Eine schöne weihnachtszeit! In den tagen zwischen den jahren hält die zeit an, ein großes gefühl von freiheit entsteht. Man hat das glück alles noch einmal neu machen zu können, sachen neu uzu ergreifen, nachdem man altes überdacht hat: 12 tage im lauschraum.
ES GELINGT,
DAS TRÄUMEN
IN DEN NÄCHTEN.
WIE EINSCHLAFEN
IN WAHRHEITEN
UND AUFWACHEN
IN SCHÖNHEITEN.
BIST DU MEIN TRAUM?
Im Urbeginne ist die Erinnerung
Und die Erinnerung lebt weiter
Und göttlich ist die Erinnerung
Und die Erinnerung ist Leben
Und dieses Leben ist das Ich des Menschen
Das im Menschen selber strömt
Nicht er allein, der Christus in ihm
Wenn er sich an das göttliche Leben erinnert
Ist in seiner Erinnerung der Christus
Und als strahlendes Erinnerungsleben
Wird der Christus leuchten
In jede unmittelbar gegenwärtige Finsternis
(Rudolf Steiner,GA 152, 7.3.1914)
Möge uns diese Meditation durch uns zurückführen in das Wesentliche.

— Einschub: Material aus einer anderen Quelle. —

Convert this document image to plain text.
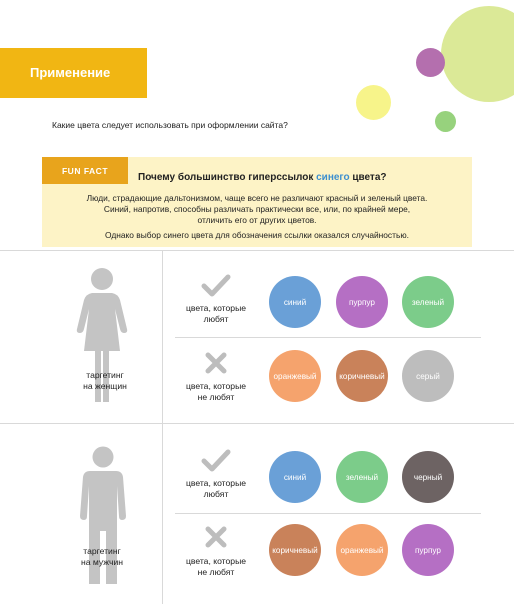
Применение
Какие цвета следует использовать при оформлении сайта?
FUN FACT
Почему большинство гиперссылок синего цвета?
Люди, страдающие дальтонизмом, чаще всего не различают красный и зеленый цвета.
Синий, напротив, способны различать практически все, или, по крайней мере,
отличить его от других цветов.
Однако выбор синего цвета для обозначения ссылки оказался случайностью.
таргетинг
на женщин
таргетинг
на мужчин
цвета, которые
любят
синий	пурпур	зеленый
цвета, которые
не любят
оранжевый	коричневый	серый
цвета, которые
любят
синий	зеленый	черный
цвета, которые
не любят
коричневый	оранжевый	пурпур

Danke für diesen schönen Text, Jelle.
Ist dem aktiven Lauschen nicht das aktive Fragen zugeordnet? Wer nicht frägt, kann nichts erlauschen. Wer nicht frägt, kann auch sich selbst in einem tieferen Sinne nicht begegnen.
Geistiges Wissen gebiert sich aus dem sich Zurücknehmen Können auf ein "nichts zu wissen" oder anders ausgedrückt, über alle Vorstellungen hinaus sich zu öffnen für eine "Terra Ingognita." Sich zu öffnen für eine Geburt, die in den Lebensströmen Raum-zeit-losen Lauschens zum Erfahrenden Ereignis für ein erwachendes Ich werden können.
Bernhard Albrecht
Lieber Bernhard Albrecht, Du hast recht: ohne Frage kein Lauschen. Danke. Ich stelle mir jetzt die Frage: was ist denn meine Frage? Herzlich,
Lieber Jelle,
danke für Deinen Hinweis auf Sophie Pannitschkas Weihnachtsfragen!
herzlich,
SST
zu FRAGEN und LAUSCHEN:
Bisher erschien mir mein Lauschen nicht als Reaktion auf eine Frage.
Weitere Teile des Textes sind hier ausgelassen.